The GRR formula is: (MRR at the beginning of the period - downgraded MRR - churned MRR) / MRR at the beginning of the period. It is just as accurate to use ARR instead of MRR for the GRR formula. The result of this formula is expressed as a percentage.
Net revenue retention is a SaaS metric used to measure the percentage of a company's recurring revenue that is retained from existing customers over a defined period of time. NRR takes into account upgrades, downgrades, and churned customers.
The NRR formula is: (MRR at start of period + upgrades MRR – churned MRR – downgraded MRR) / MRR at the beginning of the period) * 100%. The result of this formula is expressed as a percentage.
GRR and NRR provides a snapshot of a company’s efficiency to retain its revenue and can provide insight into whether or not a company’s product is truly valued by its customers.
A high NRR or GRR implies reliable and scalable growth due to customers being content. On the other hand, a low NRR puts a company at risk of stagnation due to churned and downgraded MRR or ARR exceeding their retained/upgraded MRR or ARR.

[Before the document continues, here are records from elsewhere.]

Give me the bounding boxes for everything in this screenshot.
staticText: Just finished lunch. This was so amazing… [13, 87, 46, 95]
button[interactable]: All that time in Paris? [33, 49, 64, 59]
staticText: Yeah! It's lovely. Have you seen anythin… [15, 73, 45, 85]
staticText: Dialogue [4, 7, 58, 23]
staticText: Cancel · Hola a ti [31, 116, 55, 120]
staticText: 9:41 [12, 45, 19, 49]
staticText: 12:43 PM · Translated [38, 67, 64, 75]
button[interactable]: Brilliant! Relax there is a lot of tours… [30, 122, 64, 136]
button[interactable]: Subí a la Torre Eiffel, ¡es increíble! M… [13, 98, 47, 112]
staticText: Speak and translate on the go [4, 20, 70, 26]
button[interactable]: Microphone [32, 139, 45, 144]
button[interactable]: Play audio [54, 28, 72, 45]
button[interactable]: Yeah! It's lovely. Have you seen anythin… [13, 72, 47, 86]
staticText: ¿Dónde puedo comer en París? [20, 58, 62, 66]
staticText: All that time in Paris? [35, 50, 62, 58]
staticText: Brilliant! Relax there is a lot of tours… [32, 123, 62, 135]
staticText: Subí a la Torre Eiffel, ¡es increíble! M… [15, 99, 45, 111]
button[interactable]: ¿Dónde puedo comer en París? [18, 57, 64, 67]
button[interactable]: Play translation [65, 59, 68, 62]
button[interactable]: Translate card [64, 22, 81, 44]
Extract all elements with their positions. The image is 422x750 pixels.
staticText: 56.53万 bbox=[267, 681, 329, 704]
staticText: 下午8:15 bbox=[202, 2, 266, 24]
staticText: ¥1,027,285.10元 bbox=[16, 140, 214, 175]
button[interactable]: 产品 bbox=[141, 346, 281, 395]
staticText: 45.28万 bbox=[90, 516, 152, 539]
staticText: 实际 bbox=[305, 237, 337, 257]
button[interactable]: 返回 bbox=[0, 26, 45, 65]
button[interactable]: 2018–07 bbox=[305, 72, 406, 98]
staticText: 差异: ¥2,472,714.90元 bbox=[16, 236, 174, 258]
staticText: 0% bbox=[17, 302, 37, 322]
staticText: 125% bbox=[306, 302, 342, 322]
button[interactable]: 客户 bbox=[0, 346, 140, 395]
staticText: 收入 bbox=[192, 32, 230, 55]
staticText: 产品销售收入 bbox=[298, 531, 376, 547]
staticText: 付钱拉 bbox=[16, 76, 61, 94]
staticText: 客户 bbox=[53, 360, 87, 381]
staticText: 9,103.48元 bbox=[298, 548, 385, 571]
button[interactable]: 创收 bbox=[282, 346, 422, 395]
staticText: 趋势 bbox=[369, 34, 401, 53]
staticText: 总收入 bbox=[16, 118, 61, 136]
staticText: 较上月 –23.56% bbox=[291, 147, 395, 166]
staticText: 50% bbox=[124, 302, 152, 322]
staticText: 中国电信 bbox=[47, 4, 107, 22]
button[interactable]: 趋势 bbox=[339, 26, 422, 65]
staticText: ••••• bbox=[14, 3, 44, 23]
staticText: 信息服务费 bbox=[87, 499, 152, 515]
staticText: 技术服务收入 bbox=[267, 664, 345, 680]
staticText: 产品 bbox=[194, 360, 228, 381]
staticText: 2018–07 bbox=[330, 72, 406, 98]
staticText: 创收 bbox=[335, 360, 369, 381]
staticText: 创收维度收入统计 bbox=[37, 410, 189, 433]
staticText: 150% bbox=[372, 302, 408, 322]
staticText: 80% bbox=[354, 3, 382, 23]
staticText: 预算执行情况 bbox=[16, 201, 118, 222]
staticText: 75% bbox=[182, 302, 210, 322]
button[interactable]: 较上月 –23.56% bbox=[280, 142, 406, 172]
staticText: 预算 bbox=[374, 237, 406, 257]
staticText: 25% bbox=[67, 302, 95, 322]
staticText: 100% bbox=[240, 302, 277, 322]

An NRR of ~100% is average and signifies that your product is satisfying the needs of your customers, but that your current customer base isn’t growing organically on its own. A company with an NRR of less than 100% needs to add new customers if it hopes to grow overall revenue. Best-in-class NRR results exceed 110%-120% depending on the avg customer size (enterprise software companies typically have higher NRR scores than consumer software companies). Some notable companies such as Snowflake and Twilio, who have usage-based or metric-based revenue models, have recently boasted of NRR results that exceed 150%.
GRR is a slightly less popular metric, but average scores for venture-backed companies hover around 90%.